Equal opportunities through unequal support
With her research, Notten wants to contribute to a society that offers equal opportunities to all when it comes to well-being and health. Because unequal opportunities not only lead to financial inequality, but also to decisions with a negative impact on lifestyle choices and thus health, social participation and education. "We want to know what works in order to spot and seize opportunities, and we collect issues and stories from society - from those situations where opportunities are not abundant - in order to connect to the needs of the target group," says the professor. "One of my first initiatives was to hop on my bike and visit the nearest community centre.

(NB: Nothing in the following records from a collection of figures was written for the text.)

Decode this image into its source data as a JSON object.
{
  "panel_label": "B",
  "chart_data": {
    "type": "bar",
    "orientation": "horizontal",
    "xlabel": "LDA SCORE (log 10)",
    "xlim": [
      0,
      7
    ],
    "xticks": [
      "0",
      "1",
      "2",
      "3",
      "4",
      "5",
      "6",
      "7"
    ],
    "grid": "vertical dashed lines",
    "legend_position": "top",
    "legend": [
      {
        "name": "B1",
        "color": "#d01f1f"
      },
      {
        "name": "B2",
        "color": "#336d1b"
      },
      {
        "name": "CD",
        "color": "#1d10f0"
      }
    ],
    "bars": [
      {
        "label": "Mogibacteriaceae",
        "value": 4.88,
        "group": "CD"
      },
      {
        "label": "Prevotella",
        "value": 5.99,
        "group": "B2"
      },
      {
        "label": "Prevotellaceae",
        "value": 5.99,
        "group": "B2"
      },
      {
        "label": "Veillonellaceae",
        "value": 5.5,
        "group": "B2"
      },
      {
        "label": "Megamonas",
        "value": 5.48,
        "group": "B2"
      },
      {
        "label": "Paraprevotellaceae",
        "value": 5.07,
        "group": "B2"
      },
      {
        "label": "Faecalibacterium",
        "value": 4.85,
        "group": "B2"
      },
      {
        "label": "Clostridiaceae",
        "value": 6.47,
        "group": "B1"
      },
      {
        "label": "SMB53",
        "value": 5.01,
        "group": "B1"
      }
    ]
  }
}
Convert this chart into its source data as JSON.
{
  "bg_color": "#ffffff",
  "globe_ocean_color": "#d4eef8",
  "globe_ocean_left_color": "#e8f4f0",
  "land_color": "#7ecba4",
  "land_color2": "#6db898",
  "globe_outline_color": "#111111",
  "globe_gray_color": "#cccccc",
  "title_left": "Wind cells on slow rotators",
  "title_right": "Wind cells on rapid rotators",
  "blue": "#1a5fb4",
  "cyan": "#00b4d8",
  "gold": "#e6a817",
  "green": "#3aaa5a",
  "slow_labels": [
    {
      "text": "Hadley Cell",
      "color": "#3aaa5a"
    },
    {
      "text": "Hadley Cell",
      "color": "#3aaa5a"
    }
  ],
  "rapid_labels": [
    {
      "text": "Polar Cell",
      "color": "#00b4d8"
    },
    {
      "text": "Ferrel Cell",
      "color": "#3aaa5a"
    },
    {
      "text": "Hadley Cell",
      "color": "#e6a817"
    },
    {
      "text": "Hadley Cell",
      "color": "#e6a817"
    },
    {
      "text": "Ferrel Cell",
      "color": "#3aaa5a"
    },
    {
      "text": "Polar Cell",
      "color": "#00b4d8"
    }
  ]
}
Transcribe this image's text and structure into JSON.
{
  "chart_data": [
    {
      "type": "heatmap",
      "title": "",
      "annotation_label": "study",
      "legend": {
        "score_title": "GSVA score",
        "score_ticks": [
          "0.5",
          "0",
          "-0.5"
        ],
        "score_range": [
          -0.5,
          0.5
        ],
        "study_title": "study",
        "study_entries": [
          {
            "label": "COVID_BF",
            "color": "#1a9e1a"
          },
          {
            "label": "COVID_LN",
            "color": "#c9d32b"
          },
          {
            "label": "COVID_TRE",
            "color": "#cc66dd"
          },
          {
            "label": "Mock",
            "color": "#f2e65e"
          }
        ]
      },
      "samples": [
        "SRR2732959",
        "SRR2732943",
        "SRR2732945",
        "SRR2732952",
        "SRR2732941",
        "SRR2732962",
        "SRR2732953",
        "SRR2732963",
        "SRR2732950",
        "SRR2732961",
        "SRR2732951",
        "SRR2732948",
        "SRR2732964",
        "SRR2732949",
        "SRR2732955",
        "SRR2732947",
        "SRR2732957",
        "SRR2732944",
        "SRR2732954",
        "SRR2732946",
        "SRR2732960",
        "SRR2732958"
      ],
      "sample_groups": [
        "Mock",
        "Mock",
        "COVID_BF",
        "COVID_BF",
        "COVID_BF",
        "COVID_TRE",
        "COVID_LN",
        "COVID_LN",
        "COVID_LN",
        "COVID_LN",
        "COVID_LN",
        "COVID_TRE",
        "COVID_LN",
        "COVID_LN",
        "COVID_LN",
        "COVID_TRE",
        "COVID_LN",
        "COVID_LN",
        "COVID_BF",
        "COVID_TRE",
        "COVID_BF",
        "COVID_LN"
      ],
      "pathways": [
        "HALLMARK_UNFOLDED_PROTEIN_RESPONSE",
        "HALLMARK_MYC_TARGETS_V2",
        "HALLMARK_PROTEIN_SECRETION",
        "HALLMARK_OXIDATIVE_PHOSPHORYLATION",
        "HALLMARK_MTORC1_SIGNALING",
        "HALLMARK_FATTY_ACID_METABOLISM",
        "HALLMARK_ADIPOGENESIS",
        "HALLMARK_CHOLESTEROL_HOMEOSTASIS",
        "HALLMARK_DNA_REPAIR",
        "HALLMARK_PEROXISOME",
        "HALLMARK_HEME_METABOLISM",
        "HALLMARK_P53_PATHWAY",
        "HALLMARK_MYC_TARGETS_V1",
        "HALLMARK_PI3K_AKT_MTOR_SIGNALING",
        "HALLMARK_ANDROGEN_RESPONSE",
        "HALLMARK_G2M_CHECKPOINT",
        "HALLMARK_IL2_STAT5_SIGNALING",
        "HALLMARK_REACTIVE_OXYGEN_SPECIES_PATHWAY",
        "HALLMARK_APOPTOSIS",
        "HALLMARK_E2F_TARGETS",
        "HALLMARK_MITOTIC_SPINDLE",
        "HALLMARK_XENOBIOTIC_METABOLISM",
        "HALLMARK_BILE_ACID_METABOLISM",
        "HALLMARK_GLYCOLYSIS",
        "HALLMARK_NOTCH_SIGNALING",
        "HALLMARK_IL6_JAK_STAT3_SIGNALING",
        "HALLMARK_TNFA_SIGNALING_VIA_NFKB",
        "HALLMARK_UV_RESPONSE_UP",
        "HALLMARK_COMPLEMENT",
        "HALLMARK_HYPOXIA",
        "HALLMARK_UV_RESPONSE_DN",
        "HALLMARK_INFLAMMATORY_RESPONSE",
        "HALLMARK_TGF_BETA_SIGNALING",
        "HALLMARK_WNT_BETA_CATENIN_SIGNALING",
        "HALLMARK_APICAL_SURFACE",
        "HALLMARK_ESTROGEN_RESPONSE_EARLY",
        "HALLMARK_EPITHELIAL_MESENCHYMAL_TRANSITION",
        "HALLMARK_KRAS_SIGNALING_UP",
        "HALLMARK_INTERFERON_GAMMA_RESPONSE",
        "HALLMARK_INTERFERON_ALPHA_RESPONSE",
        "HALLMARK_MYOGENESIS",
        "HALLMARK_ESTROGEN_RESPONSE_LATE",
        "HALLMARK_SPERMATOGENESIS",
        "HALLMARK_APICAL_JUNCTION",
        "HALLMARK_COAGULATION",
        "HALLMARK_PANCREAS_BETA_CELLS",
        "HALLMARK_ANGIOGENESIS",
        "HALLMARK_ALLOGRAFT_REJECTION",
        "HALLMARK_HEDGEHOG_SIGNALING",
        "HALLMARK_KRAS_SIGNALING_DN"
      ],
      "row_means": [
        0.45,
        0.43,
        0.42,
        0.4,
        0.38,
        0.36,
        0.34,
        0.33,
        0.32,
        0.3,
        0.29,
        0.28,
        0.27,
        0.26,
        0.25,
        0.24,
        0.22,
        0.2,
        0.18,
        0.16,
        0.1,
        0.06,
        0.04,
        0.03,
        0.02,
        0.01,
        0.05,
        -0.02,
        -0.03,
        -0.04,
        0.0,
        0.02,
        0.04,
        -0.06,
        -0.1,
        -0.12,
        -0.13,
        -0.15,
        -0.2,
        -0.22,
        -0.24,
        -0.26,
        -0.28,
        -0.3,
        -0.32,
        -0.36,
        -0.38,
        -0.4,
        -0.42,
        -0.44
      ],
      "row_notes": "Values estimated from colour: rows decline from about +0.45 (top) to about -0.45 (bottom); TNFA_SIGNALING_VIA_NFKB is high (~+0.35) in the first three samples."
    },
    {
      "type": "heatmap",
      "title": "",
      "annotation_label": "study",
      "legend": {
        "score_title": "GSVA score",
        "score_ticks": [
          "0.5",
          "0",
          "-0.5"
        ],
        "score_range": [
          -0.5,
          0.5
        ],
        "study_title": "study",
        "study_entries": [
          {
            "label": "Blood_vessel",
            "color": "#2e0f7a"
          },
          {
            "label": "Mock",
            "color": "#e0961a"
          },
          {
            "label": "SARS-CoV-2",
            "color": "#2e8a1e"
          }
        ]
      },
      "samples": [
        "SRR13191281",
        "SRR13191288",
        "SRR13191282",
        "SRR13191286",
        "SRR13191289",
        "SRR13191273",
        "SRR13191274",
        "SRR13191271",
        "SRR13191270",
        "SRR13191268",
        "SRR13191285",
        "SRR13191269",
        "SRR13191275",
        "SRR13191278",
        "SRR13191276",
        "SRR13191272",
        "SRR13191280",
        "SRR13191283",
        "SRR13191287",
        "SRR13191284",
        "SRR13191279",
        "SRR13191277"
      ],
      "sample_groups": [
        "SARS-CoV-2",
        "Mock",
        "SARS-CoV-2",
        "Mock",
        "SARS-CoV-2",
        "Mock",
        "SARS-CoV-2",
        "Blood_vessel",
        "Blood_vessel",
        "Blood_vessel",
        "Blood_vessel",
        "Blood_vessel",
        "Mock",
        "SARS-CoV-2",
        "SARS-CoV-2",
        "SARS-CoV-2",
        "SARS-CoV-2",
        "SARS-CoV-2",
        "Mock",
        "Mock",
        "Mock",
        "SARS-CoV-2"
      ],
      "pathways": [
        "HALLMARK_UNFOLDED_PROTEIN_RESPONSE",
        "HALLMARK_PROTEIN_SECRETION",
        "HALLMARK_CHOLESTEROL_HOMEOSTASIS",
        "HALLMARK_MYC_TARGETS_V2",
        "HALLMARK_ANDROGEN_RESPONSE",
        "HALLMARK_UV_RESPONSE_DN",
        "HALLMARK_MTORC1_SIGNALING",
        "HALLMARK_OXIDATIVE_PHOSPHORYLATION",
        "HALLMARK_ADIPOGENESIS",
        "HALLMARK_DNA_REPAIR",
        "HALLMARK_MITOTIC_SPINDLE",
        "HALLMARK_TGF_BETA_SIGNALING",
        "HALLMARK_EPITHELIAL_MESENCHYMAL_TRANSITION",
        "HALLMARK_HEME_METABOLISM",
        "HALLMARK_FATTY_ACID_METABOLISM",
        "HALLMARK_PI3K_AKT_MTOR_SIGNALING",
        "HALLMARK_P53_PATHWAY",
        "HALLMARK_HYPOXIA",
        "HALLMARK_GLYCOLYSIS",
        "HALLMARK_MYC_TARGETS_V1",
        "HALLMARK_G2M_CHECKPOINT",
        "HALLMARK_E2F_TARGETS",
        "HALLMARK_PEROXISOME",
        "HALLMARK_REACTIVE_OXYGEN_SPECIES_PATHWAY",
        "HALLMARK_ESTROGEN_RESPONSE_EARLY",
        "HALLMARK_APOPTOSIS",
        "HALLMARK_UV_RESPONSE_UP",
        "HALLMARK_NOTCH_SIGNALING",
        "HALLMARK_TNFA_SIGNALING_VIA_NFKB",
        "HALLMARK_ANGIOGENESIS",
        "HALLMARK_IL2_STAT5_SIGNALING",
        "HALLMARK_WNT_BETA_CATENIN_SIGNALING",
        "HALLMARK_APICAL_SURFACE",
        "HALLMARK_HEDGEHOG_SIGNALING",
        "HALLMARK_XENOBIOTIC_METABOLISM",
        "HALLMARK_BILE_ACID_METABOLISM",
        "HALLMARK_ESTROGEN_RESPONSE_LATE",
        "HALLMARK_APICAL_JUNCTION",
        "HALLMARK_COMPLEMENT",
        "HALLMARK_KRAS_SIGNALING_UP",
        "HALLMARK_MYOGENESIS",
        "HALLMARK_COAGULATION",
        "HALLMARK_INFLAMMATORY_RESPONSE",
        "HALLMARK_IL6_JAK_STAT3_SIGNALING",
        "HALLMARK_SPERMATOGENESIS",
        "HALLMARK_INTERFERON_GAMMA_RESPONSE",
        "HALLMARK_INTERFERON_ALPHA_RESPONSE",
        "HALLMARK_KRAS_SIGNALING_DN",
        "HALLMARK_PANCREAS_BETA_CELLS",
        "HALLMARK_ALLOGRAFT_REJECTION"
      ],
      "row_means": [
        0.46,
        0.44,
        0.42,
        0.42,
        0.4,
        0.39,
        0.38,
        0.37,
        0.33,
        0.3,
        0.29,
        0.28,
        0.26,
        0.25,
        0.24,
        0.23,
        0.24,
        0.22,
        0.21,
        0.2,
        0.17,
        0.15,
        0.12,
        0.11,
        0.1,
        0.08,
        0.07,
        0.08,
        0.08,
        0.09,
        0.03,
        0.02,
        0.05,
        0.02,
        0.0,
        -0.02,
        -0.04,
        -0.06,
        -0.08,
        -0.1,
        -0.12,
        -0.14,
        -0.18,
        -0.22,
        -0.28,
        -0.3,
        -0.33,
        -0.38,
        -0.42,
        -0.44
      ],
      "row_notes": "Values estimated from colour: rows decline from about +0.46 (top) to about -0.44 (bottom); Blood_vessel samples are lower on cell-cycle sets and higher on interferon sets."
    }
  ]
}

It's the only way to find out what people need and what support - call it unequal support for the creation of equal opportunities - you can offer them."
About the professor
Dr Natascha Notten became professor of Healthy Society at Windesheim University of Applied Sciences in 2020. Her expertise lies in the field of social inequality and intergenerational transfer of (un)equal opportunities. Notten studied sociology at Radboud University where she earned her PhD degree in 2011. She worked previously as a postdoc at the University of Amsterdam, as a university lecturer at Radboud University and as a demography strategist at Berkelland municipality. She is also the owner of the research and consulting agency Gelijkschap.
Natascha Notten's installation as professor of Healthy Society and her inaugural speech 'A Guide to Equal Opportunities' takes place online on Wednesday 3 February 2021 from 15.00 to 16.30 hours - fully Corona-proof.